Mostrou-o o Artur, como outros antes dele. Não foram as nossas primeiras férias a três, mas agora ele tem dois anos e meio e uma posição sobre o que está a fazer. E a sua história foi eloquente. No primeiro dia, tudo o que nos pediu foi para “ver os Monstros”. Depois da Patrulha Pata, da Masha e o Urso, do Pokoyo, do Boss Baby, do Shrek e novamente da Patrulha Pata, via o Monstros & C.ª em todas as oportunidades que encontrava. Via um bocadinho de manhã connosco, à tarde ficava um bocado com o avô e voltava a ver, a seguir vinha a Sónia e deixava-o ver outra vez. E, quando teve varicela, via várias vezes seguidas por dia, porque nós não tínhamos ninguém com quem deixá-lo e precisávamos de que nos permitisse trabalhar.
Era um exagero, mas confortava-nos a ideia de que ao menos não lhe dávamos outros ecrãs.
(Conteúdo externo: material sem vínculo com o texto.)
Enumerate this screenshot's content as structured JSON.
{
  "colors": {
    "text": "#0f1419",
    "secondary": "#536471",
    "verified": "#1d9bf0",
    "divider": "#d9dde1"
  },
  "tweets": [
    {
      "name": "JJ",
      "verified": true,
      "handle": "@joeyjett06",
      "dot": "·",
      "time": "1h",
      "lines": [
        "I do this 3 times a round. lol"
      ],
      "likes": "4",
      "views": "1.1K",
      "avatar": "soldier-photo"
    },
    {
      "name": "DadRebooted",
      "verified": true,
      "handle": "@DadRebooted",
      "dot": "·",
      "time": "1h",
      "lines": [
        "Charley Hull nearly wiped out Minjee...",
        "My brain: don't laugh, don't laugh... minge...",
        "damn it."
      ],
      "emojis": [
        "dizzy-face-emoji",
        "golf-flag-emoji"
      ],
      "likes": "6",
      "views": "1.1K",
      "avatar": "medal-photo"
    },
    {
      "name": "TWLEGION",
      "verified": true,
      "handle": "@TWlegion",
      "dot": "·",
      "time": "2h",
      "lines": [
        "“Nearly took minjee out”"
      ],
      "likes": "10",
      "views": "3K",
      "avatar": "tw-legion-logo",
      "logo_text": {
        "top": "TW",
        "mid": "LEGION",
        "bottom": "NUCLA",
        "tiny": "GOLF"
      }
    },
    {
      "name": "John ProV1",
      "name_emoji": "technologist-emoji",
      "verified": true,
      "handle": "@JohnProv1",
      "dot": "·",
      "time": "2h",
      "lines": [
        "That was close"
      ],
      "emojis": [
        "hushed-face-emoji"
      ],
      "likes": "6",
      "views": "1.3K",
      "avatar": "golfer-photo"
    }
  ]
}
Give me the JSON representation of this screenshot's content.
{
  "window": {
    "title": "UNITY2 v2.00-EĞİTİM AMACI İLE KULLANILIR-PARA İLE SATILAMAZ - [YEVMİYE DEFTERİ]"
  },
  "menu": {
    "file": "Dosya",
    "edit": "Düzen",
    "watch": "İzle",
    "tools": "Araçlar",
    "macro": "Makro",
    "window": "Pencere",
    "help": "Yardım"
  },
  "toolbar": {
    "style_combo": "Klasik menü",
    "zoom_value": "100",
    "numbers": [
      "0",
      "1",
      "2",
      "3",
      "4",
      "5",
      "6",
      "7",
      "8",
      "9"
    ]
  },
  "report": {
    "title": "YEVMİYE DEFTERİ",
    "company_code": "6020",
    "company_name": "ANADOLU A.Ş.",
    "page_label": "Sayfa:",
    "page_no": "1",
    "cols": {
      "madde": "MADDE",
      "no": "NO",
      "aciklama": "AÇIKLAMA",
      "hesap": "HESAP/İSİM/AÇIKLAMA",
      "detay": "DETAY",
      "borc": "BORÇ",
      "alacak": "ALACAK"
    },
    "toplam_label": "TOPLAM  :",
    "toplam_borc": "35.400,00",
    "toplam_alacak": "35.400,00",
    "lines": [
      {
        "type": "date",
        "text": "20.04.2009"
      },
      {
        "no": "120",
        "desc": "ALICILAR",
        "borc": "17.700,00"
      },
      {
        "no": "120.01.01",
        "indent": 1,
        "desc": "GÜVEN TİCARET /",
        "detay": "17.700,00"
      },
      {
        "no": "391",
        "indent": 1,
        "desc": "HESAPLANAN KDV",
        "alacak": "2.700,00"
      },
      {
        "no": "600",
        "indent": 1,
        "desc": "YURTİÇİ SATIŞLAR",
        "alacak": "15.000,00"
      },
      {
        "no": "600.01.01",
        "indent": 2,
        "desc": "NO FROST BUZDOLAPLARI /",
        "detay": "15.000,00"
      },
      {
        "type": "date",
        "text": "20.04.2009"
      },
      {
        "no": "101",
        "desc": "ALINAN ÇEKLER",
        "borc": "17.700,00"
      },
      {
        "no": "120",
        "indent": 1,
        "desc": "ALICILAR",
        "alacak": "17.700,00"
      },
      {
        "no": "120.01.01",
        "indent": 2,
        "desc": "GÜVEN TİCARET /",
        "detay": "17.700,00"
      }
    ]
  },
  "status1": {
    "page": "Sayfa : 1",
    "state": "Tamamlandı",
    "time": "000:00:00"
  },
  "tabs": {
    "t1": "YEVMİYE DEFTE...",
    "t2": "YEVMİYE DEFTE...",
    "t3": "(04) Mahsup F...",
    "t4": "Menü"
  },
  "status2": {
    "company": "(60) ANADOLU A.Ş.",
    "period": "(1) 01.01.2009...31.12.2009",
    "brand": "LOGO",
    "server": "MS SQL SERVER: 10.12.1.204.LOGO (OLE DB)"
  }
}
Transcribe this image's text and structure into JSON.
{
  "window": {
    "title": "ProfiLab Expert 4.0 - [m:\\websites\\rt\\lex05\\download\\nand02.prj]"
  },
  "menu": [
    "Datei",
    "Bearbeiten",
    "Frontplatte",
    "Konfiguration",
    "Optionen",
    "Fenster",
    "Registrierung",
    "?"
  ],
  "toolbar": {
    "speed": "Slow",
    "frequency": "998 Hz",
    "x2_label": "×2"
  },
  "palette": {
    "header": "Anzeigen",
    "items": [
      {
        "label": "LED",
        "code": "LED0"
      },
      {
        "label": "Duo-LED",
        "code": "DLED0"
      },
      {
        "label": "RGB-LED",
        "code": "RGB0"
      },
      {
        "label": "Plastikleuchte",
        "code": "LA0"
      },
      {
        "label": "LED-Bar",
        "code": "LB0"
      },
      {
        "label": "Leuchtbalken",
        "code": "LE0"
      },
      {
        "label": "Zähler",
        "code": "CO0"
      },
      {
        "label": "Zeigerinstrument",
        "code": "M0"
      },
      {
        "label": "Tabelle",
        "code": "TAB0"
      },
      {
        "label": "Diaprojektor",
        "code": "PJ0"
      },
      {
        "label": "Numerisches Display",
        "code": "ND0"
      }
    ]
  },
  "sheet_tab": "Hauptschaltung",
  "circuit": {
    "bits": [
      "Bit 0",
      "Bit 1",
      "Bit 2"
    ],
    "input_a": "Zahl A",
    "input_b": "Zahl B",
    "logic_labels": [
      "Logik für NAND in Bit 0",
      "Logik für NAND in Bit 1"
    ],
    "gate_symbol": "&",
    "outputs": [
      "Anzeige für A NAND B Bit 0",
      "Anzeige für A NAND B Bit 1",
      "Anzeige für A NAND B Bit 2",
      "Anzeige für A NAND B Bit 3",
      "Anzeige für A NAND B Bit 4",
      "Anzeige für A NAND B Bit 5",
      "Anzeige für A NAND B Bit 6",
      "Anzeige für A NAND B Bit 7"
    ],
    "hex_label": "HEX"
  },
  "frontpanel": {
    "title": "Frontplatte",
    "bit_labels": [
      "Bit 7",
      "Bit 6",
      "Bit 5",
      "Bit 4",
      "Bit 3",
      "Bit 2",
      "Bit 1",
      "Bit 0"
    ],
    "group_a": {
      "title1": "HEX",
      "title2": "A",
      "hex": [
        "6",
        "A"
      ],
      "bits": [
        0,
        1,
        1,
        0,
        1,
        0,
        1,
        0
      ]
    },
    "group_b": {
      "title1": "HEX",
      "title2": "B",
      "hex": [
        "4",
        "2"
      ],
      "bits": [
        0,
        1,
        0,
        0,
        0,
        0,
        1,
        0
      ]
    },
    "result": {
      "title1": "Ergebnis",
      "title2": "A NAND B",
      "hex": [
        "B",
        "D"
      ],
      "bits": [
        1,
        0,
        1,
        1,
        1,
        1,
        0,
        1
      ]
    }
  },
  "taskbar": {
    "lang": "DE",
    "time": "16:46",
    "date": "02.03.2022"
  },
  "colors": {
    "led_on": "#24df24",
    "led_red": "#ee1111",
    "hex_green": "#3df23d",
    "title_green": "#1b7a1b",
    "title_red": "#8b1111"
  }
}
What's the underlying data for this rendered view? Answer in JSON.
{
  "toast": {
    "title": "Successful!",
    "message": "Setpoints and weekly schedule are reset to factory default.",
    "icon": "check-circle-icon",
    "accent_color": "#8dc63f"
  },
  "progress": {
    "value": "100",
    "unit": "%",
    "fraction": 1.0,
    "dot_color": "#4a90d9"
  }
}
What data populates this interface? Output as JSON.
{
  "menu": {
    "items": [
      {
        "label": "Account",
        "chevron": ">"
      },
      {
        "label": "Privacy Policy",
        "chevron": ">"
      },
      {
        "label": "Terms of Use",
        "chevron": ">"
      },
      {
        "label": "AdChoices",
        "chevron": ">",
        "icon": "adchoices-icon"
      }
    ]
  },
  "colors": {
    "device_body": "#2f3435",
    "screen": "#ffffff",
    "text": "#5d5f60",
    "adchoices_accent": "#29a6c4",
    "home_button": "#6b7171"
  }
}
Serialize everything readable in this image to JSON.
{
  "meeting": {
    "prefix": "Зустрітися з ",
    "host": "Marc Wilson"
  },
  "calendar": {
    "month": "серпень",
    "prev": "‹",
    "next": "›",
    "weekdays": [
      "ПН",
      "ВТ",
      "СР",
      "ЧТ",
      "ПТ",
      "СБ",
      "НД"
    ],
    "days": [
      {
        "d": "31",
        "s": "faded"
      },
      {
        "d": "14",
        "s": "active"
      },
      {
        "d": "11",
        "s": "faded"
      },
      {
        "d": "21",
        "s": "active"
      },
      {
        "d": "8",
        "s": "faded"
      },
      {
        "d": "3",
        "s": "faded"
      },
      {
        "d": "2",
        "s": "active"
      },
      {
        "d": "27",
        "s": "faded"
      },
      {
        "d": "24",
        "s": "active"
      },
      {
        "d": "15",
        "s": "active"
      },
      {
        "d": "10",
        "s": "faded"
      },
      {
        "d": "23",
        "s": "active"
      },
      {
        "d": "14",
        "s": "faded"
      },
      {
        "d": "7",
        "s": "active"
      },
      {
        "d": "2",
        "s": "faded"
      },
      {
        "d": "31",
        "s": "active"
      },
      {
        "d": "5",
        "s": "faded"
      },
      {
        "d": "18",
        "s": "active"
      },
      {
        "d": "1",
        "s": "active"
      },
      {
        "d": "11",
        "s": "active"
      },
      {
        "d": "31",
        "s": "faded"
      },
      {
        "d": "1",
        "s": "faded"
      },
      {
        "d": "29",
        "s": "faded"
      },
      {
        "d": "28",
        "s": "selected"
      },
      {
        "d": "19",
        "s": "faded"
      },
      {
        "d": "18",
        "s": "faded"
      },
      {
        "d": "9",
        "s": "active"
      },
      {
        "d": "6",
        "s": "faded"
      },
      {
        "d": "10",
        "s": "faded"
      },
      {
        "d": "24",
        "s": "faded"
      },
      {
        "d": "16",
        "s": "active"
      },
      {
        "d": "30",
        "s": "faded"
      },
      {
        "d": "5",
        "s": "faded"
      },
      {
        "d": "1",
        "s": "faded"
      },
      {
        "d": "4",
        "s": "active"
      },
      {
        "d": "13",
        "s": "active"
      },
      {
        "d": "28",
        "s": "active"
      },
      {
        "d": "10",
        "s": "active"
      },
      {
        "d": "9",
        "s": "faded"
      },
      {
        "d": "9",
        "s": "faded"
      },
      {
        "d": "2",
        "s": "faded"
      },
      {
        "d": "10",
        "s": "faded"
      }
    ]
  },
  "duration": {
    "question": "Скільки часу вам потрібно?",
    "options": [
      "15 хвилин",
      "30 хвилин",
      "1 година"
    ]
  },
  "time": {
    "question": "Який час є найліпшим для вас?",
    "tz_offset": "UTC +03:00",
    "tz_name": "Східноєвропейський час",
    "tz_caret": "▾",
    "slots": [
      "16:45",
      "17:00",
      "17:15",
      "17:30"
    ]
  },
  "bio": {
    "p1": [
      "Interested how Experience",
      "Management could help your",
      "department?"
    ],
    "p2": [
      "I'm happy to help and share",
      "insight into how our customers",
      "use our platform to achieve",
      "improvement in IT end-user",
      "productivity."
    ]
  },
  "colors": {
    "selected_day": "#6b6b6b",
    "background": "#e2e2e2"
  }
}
O nosso filho não usava telemóveis, não tinha tablet, não andava no YouTube, não falava brasileiro – apenas via televisão, como nós tínhamos visto. Acontece que estava de facto viciado. Só o verbo “passear” já o irritava: queria ver televisão. Andava quezilento como nunca. E também andava desejoso de se libertar do seu vício.
A ideia foi da Marta, como todas as melhores. “Nas férias só se pode ver os Monstros uma vez por dia”, proclamou. Ele protestou: saímos de casa e exigiu regressar. No dia seguinte, protestou mais ainda: “Quero ir para casa! Quero ir para casa! Quero ir para casa!”. Mas no terceiro já protestou menos: achou graça ao restaurante. No quarto, não protestou quase nada: conversámos imenso no carro. No quinto, nem protestou: saiu de casa com a bola debaixo do braço, para jogarmos os três – e, a partir do sexto dia, passou ele próprio a dizer:
— Hoje não há Monstros!
E é evidente que, há pouco, quando passávamos no check-in para subir a bordo de regresso à ilha, nos doeu ouvi-lo dizer:
— Não quero ir para casa. Quero ir ver os animais.
Mas a verdade é que também fomos nós quem o levou ao Jardim Zoológico. E agora sabemos que algo tem de mudar lá em casa. Graças às férias, que, agitando as parcelas, lhe mostraram tanto a ele que era possível como a nós que era urgente uma nova vida. Já quanto ganhámos de referências, gestos e linguagem ao longo do processo: ah, para isso seriam precisas mais duas ou três crónicas.